Bitcoin for eCommerce: Is it Right for your Business?
A growing number of businesses have announced acceptance of Bitcoin payments in the last few months, including Overstock.com, Newegg.com, Zynga gaming, Dell, and Dish Network among others. Just by looking over these adopters of Bitcoin for eCommerce, one can conclude two things: 1) that their target customers are sophisticated, techy in nature, and, in a sense, cutting edge; and 2) their adoption of Bitcoin as a currency appears to be experimental.
As for the general retailer, there is still an amount of uncertainty regarding the acceptance of Bitcoin for eCommerce businesses. Much of this is due to factors such as the controversy around Mt. Gox, the volatility in the value of Bitcoin, and the strict accounting rules around it. Thus, interest in Bitcoin has not necessarily strong among retailers. In general, the main obstacle for Bitcoin is the lack of evidence and data; most information is essentially anecdotal. As of right now, there will not be a rush by the majority of retailers to adopt the currency until there is evidence that Bitcoin offers material advantages to both the consumer and the retailers.

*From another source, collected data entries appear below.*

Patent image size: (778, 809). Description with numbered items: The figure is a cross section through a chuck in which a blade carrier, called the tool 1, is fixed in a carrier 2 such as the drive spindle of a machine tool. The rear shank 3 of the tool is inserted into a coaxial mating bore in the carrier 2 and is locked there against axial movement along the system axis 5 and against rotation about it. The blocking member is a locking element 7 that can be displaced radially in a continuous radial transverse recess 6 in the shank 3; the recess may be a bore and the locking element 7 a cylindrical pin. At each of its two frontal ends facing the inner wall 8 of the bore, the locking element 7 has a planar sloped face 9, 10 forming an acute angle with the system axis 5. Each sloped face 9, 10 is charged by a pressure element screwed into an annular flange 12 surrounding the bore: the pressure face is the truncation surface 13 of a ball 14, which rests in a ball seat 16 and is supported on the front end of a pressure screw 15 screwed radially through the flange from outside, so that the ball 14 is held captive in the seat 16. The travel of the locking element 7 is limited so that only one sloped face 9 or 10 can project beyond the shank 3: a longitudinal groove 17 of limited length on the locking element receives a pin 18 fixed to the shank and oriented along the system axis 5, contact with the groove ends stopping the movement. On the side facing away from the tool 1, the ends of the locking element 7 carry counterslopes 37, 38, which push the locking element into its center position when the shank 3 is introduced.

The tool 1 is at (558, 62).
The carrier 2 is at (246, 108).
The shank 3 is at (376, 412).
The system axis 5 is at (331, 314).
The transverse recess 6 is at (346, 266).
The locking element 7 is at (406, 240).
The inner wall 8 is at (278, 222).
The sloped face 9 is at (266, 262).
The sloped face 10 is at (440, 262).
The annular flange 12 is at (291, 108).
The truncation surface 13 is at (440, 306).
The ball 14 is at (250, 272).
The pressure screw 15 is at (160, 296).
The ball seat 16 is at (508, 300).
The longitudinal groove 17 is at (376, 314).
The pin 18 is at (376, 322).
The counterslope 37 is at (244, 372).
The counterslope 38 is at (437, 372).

Still, from all indicators, it seems that Bitcoin, and the concept of a digital currency will survive. While most retailers are just bystanders watching the evolution of Bitcoin, interested parties should be mindful of the following points:
- Perceived advantages: decentralized and a more democratized currency; a lower cost alternative to current forms of currency.
- Supporters include investors, futures traders, and some of the technology innovators.
- Perceived disadvantages: mining, the main source of generating the currency, is becoming more difficult, so there is need for bigger & faster processing power with much higher cost; risks due to the unknowns around Bitcoin, such as who owns what and how much!
- Opponents include the Central and the larger banks, credit card issuers and some of the government agencies.
For those who do want to participate on the forefront, we offer the following simple strategy to decide if Bitcoin is right for you:
Evaluate Your Target Audience
The first step is to analyze your customer data and determine if you have potential Bitcoin holders among your customers. While this data is not easy to come by, inferential statistics can be utilized as a starting point. Once you have determined that there is a reasonable probability, getting a sense of the size of that population would also be helpful.
Define Your Objectives
Central to defining your objectives should be the question, “What would Bitcoin bring to your business?” There are three main areas to consider: visibility of your business, transaction cost per conversion, and accounting issues.
Bitcoin adoption can affect your business by separating you from other retailers and giving you a unique kind of visibility to customers. This can positively impact your business by producing increased traffic, and in turn, higher sales. Unlike other payment methods, Bitcoin constitutes lower transaction costs per conversion. This is one of the most commonly mentioned advantages of Bitcoin for eCommerce as it can potentially save your business a significant amount of money. Finally, you should understand that Bitcoin is not recognized as a currency by the IRS, but rather as property. The sale, exchange or use of Bitcoin to purchase goods or services has tax consequences that can affect your business.
It is important to note that there are market forces on both sides of the coin (no pun intended)—for and against it. Regulatory bodies are trying to contain the pace of its evolution, while free market forces are providing new lifelines. Ultimately, the combination of different market forces, the regulatory forces, and technology will define the final state of Bitcoin. In fact, in the future, there very well could be more than one digital currency.